Richards, who lives in Northampton, was scanning Rightmove for a new place to live when she saw something about new one-bedroom houses that Rentplus was offering via the local housing association Greatwell Homes. She expressed an interest and then had to go through an interview process to check she could afford the property. “Then it was within a couple of weeks that I moved in,” she says. That was in May 2019.
Her rent is much cheaper: she was paying £725 a month but now it is £460. She set up an Isa and is paying in £200 a month by standing order to build up a pot of cash to go towards the deposit on the house.
“I’d been renting for about six years and have never been able to save as much as I am now,” says Richards, who works full time as a nurse in a child and adolescent mental health unit.
Rentplus principally takes people from council waiting lists but it is not a social housing scheme – it is a commercial operation funded by long-term private investors that seeks to make a profit. However, it says this means it is able to deliver additional affordable homes on top of those that local authorities and housing associations can fund.
Rentplus has just over 850 homes, although it has set itself a target of delivering 5,000 homes across England by the end of this year. Its properties are spread across Devon, Dorset, Somerset, Oxfordshire, Northamptonshire, Cambridgeshire and Wiltshire – and it recently announced an expansion into the north of England.
But at present, you will not find any Rentplus homes in London – the place where the affordability problem is at its worst.
“London has priced itself out of what we’re trying to do … we haven’t ruled it out but we haven’t found anything that works for us across the boroughs of London,” it says.
So how does Rentplus work? It buys newly built homes from housing developers and leases them to housing associations, which then allocate them, including to people on council waiting lists. The properties range from one-bed apartments to five-bedroom houses.
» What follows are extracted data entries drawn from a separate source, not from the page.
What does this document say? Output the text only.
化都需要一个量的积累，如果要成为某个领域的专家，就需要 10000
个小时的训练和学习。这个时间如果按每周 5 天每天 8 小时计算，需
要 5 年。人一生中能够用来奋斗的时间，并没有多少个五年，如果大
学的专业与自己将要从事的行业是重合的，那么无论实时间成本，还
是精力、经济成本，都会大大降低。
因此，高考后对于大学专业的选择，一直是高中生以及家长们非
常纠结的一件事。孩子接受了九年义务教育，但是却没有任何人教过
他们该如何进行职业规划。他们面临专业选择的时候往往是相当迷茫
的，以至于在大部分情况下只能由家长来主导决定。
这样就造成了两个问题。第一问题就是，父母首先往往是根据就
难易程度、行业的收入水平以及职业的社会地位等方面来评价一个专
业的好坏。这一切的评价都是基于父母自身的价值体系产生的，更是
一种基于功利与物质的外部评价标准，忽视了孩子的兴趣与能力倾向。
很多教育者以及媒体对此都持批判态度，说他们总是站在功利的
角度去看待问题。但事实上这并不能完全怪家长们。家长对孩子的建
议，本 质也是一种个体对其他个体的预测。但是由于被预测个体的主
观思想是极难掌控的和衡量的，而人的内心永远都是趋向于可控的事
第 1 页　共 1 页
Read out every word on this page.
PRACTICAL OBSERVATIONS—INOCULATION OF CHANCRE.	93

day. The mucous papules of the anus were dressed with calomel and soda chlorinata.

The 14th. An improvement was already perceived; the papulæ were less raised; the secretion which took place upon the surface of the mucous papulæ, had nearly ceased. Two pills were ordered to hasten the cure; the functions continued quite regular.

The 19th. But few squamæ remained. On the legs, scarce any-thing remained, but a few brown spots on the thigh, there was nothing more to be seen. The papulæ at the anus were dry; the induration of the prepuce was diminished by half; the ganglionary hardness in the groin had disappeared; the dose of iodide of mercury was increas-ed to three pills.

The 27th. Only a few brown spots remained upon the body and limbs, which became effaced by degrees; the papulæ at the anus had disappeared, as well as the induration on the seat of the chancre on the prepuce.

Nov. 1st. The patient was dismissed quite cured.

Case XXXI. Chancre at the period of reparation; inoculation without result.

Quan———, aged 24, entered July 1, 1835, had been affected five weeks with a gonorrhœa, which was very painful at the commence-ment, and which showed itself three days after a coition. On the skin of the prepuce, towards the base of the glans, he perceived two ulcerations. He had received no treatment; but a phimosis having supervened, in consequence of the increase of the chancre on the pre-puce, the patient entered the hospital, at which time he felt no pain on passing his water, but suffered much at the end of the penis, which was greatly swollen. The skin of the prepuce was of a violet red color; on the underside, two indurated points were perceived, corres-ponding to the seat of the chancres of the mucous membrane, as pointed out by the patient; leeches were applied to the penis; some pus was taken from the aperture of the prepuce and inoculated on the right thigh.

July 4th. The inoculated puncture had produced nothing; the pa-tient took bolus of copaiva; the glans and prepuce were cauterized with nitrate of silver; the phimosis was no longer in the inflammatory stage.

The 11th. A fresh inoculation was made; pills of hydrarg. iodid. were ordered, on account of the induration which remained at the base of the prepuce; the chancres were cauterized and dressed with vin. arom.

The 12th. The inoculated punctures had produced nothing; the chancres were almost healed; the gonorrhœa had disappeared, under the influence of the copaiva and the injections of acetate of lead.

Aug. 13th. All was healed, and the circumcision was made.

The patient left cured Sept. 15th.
Tenants move in and pay an affordable rent – typically 80% of the local market rent, and averaging about £575 a month – for five to 20 years on five-year renewable tenancies. Crucially, they also get security – as long as they keep paying the rent, they will not be evicted on the whim of the landlord. This gives them time to save, clear debts, build up a strong credit history and put down roots in the community. They do not have to pay an initial fee when they move in and they also do not have to cough up for service charges or towards repairs or upkeep, as that is all covered by their rent.
After fixed periods they are offered the chance to buy the home they are living in, which of course means no additional moving costs. At the point of purchase, tenants are gifted 10% of the market value of the property to put towards a deposit.
Rentplus was set up about five years ago and the first tranche of tenants are on track to buy their property next year.
In the past there have been issues with some banks and building societies not accepting gifted deposits from unrelated third parties, and there may be some lenders for whom this is still a problem. However, asked about this, Steve Collins, the Rentplus chief executive, says: “We provide a cash deposit direct into the solicitor’s account. The mortgage companies are generally happy.”